Ein paar Hundert Meter entfernt aber, auf Moutiers Bahnhofplatz, löst das hingemurmelte Resultat eine Explosion der Freude aus. Im wörtlichen Sinn, Böller krachen lautstark. Vom frühen Nachmittag an bringen sich die Projurassier vor dem Hôtel de la Gare, dem Hauptquartier der Separatisten, in Festlaune. «On va partir» – «wir gehen zum Jura», gibt sich einer kurz nach dem Mittag beim Aufbau eines Bratwurststandes überzeugt. Immer mehr Menschen strömen auf den Platz.

 

Die Maske bleibt nicht nur fürs Bier unten

Hätte man nicht gewusst, dass es um die Jurafrage geht, hätte man sich an einer Demonstration von Coronaskeptikern wähnen können. Nicht nur zum Biertrinken, auch danach bleibt die Maske bei vielen unten. Die in sicherer Distanz wartende Berner Kantonspolizei versucht schon gar nicht, 15er-Gruppen durchzusetzen. Alkohol-, Freuden- und Lärmpegel steigen synchron.

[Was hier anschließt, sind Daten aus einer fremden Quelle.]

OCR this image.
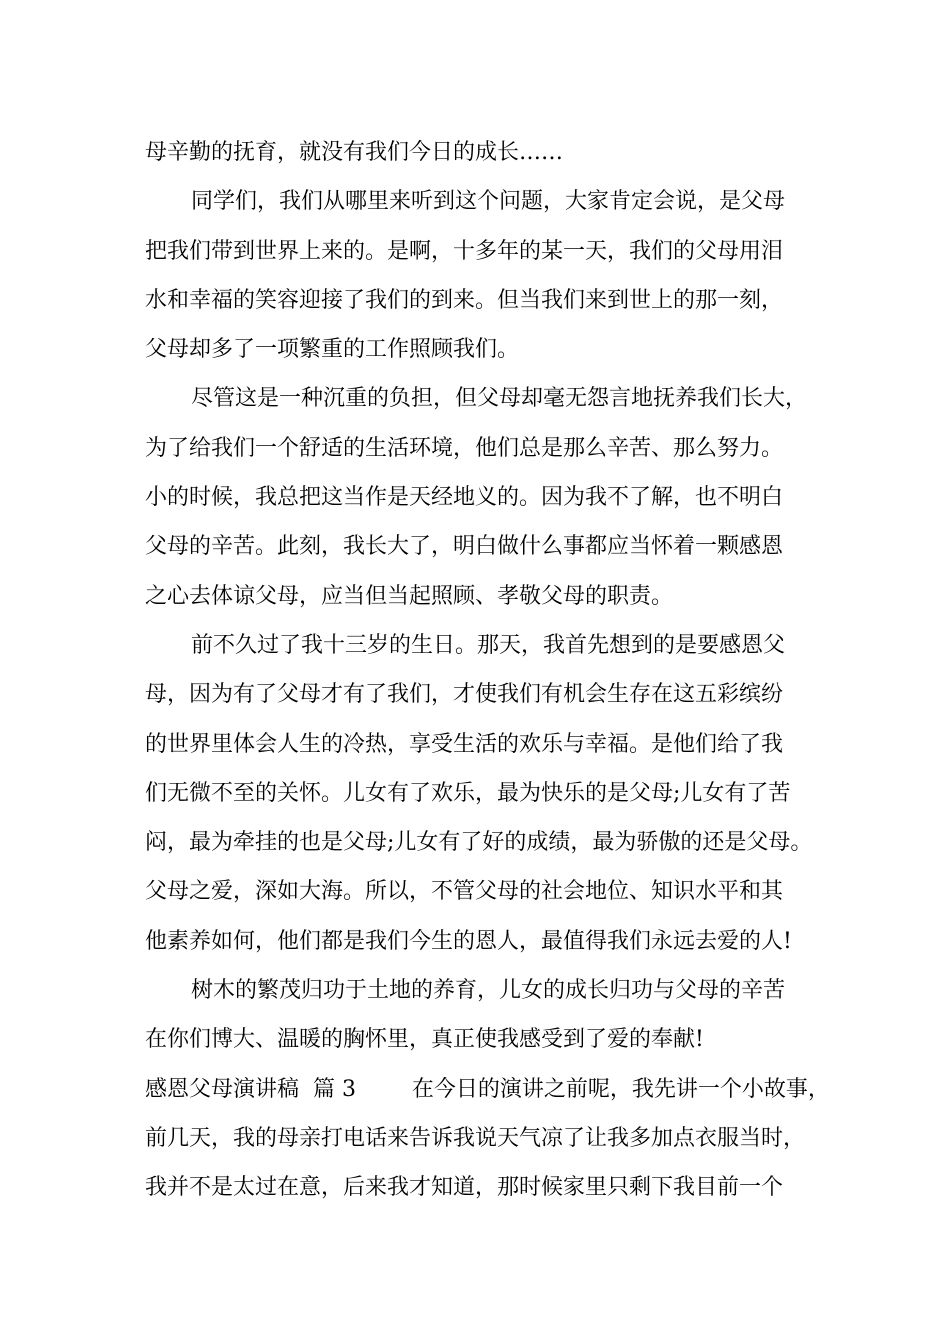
母辛勤的抚育，就没有我们今日的成长……
同学们，我们从哪里来听到这个问题，大家肯定会说，是父母
把我们带到世界上来的。是啊，十多年的某一天，我们的父母用泪
水和幸福的笑容迎接了我们的到来。但当我们来到世上的那一刻，
父母却多了一项繁重的工作照顾我们。
尽管这是一种沉重的负担，但父母却毫无怨言地抚养我们长大，
为了给我们一个舒适的生活环境，他们总是那么辛苦、那么努力。
小的时候，我总把这当作是天经地义的。因为我不了解，也不明白
父母的辛苦。此刻，我长大了，明白做什么事都应当怀着一颗感恩
之心去体谅父母，应当但当起照顾、孝敬父母的职责。
前不久过了我十三岁的生日。那天，我首先想到的是要感恩父
母，因为有了父母才有了我们，才使我们有机会生存在这五彩缤纷
的世界里体会人生的冷热，享受生活的欢乐与幸福。是他们给了我
们无微不至的关怀。儿女有了欢乐，最为快乐的是父母;儿女有了苦
闷，最为牵挂的也是父母;儿女有了好的成绩，最为骄傲的还是父母。
父母之爱，深如大海。所以，不管父母的社会地位、知识水平和其
他素养如何，他们都是我们今生的恩人，最值得我们永远去爱的人!
树木的繁茂归功于土地的养育，儿女的成长归功与父母的辛苦
在你们博大、温暖的胸怀里，真正使我感受到了爱的奉献!
感恩父母演讲稿  篇 3        在今日的演讲之前呢，我先讲一个小故事，
前几天，我的母亲打电话来告诉我说天气凉了让我多加点衣服当时，
我并不是太过在意，后来我才知道，那时候家里只剩下我目前一个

Über 2000 feiernde Projurassier sind um 18 Uhr auf dem Platz, als ihr Sieg verkündet wird. In einem langen Umzug ziehen sie darauf durchs Städtchen zum Hôtel de Ville – zum Rathaus. Es ist eine Prozession von Fahnenträgern. Viele tragen die Jurafahne lässig über die Schulter. Die allergrösste Fahne aber wird am Rathaus aufgezogen, sie deckt die halbe Fassade ab.

Vor dem Café de l’Ours neben dem Rathaus spielt eine Musikanlage Lambada. Eine ausgelassene Gruppe, eingehüllt in Jurafahnen, stösst mit Champagner im Plastikbecher an. «Wir waren nie Berner, wir sind eine andere Kultur und eine eigene grosse Familie», erklären sie. Seit 18 Uhr fühlen sie sich an diesem Sonntag in Moutier zu Hause.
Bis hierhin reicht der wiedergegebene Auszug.